A CORRESPONDENT writes:—
The position taken by you, if I mistake not, is that it is wrong to use the sword of the State either to propagate or defend Christianity. How do you harmonize the instruction of Christ in Luke 22:36, with the above positions?
This scripture, taken with its contexts and the recorded events following, and the SENTINEL’S position, are in perfect harmony. To show the harmony, the text with the two following verses are quoted:
He that hath no sword, let him sell his garment and buy one. For I say unto you, that this that is written must be accomplished in me, and he was reckoned among the transgressors; for the things concerning me have an end. And they said, Lord, behold here, are two swords. And he said unto them, it is enough.

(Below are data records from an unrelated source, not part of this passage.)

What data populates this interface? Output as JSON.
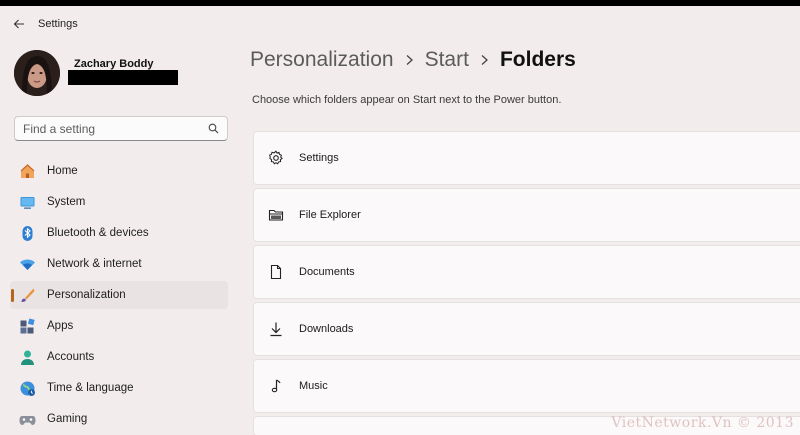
{
  "app": {
    "title": "Settings"
  },
  "profile": {
    "name": "Zachary Boddy"
  },
  "search": {
    "placeholder": "Find a setting"
  },
  "nav": [
    {
      "label": "Home",
      "icon": "home-icon"
    },
    {
      "label": "System",
      "icon": "system-icon"
    },
    {
      "label": "Bluetooth & devices",
      "icon": "bluetooth-icon"
    },
    {
      "label": "Network & internet",
      "icon": "wifi-icon"
    },
    {
      "label": "Personalization",
      "icon": "brush-icon",
      "active": true
    },
    {
      "label": "Apps",
      "icon": "apps-icon"
    },
    {
      "label": "Accounts",
      "icon": "accounts-icon"
    },
    {
      "label": "Time & language",
      "icon": "globe-icon"
    },
    {
      "label": "Gaming",
      "icon": "gamepad-icon"
    }
  ],
  "breadcrumb": [
    "Personalization",
    "Start",
    "Folders"
  ],
  "subtitle": "Choose which folders appear on Start next to the Power button.",
  "folders": [
    {
      "label": "Settings",
      "icon": "gear-icon"
    },
    {
      "label": "File Explorer",
      "icon": "folder-icon"
    },
    {
      "label": "Documents",
      "icon": "document-icon"
    },
    {
      "label": "Downloads",
      "icon": "download-icon"
    },
    {
      "label": "Music",
      "icon": "music-icon"
    }
  ],
  "watermark": "VietNetwork.Vn © 2013",
  "colors": {
    "accent": "#b5651d",
    "background": "#f3ecec",
    "card": "#fbf9f9"
  }
}
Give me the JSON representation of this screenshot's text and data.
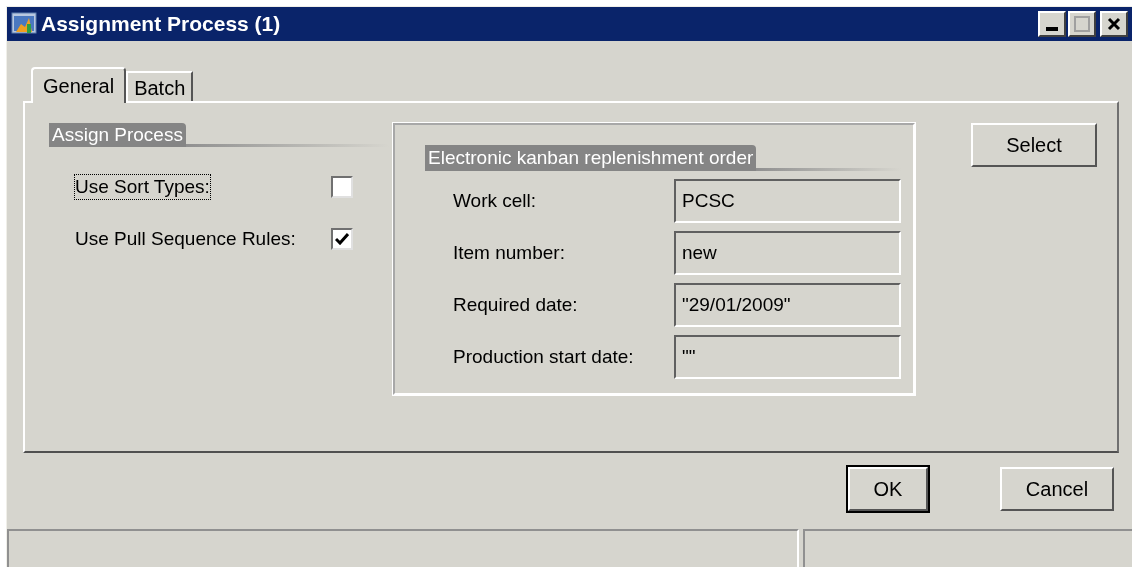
{
  "window": {
    "title": "Assignment Process (1)"
  },
  "tabs": [
    {
      "label": "General",
      "selected": true
    },
    {
      "label": "Batch",
      "selected": false
    }
  ],
  "assign_process": {
    "heading": "Assign Process",
    "options": [
      {
        "label": "Use Sort Types:",
        "checked": false,
        "focused": true
      },
      {
        "label": "Use Pull Sequence Rules:",
        "checked": true,
        "focused": false
      }
    ]
  },
  "kanban_order": {
    "heading": "Electronic kanban replenishment order",
    "fields": [
      {
        "label": "Work cell:",
        "value": "PCSC"
      },
      {
        "label": "Item number:",
        "value": "new"
      },
      {
        "label": "Required date:",
        "value": "\"29/01/2009\""
      },
      {
        "label": "Production start date:",
        "value": "\"\""
      }
    ]
  },
  "side_button": "Select",
  "buttons": [
    {
      "label": "OK",
      "default": true
    },
    {
      "label": "Cancel",
      "default": false
    }
  ]
}
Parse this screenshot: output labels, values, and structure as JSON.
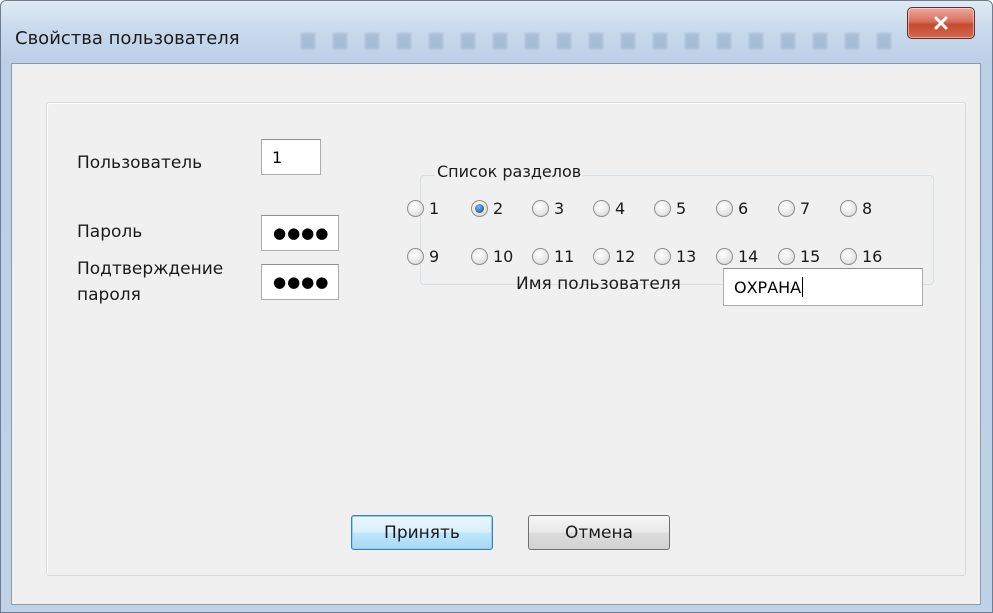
{
  "window": {
    "title": "Свойства пользователя",
    "close_icon": "close-icon"
  },
  "form": {
    "user_label": "Пользователь",
    "user_value": "1",
    "password_label": "Пароль",
    "password_value": "●●●●",
    "confirm_label_line1": "Подтверждение",
    "confirm_label_line2": "пароля",
    "confirm_value": "●●●●",
    "username_label": "Имя пользователя",
    "username_value": "ОХРАНА"
  },
  "partitions": {
    "legend": "Список разделов",
    "items": [
      {
        "label": "1",
        "checked": false
      },
      {
        "label": "2",
        "checked": true
      },
      {
        "label": "3",
        "checked": false
      },
      {
        "label": "4",
        "checked": false
      },
      {
        "label": "5",
        "checked": false
      },
      {
        "label": "6",
        "checked": false
      },
      {
        "label": "7",
        "checked": false
      },
      {
        "label": "8",
        "checked": false
      },
      {
        "label": "9",
        "checked": false
      },
      {
        "label": "10",
        "checked": false
      },
      {
        "label": "11",
        "checked": false
      },
      {
        "label": "12",
        "checked": false
      },
      {
        "label": "13",
        "checked": false
      },
      {
        "label": "14",
        "checked": false
      },
      {
        "label": "15",
        "checked": false
      },
      {
        "label": "16",
        "checked": false
      }
    ]
  },
  "buttons": {
    "accept_label": "Принять",
    "cancel_label": "Отмена"
  },
  "colors": {
    "titlebar": "#c8d9ec",
    "close_button": "#c54a30",
    "client_bg": "#f0f0f0",
    "default_button_border": "#3c7fb1"
  }
}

The swords were not wanted for defense, but for the fulfillment of prophecy,—“this that is written of me must be accomplished.” Two swords among eleven disciples are declared to be “enough;” another proof that they were not wanted for defense. Only one sword was used, hence one was “enough.” The sword was wanted to fulfill the prophecy,—“he was reckoned among the transgressors [Greek, anomos, lawless].” Peter in resisting the arrest of his Master and striking the servant, transgressed the civil law, and as Christ was his companion, “he was reckoned among the transgressors” or lawless ones. There was in the disciples, and especially in Peter, some of the transgressor’s spirit, manifested in the use of the sword in the garden (John 18:10), and on other occasions. Peter and John proposed the murder of the unbelieving Samaritans (Luke 9:54), which showed an utter misconception of the spirit of the gospel, and a willingness to transgress the laws of the State.
This instance of Peter’s use of the sword brought to the surface the transgressor’s spirit, and besides fulfilling prophecy, furnished an opportunity to rebuke the transgressors, and to forever forbid the use of carnal weapons in the defense of Christianity. This he did in healing the wounded ear (Luke 22:51), the Lord’s last miracle before his crucifixion, and in the words, “Put up again thy sword into his place; for all they that take the sword shall perish with the sword.” Had these words been obeyed by all of Christ’s professed followers from that day to this, it would have prevented the murder of millions of martyrs.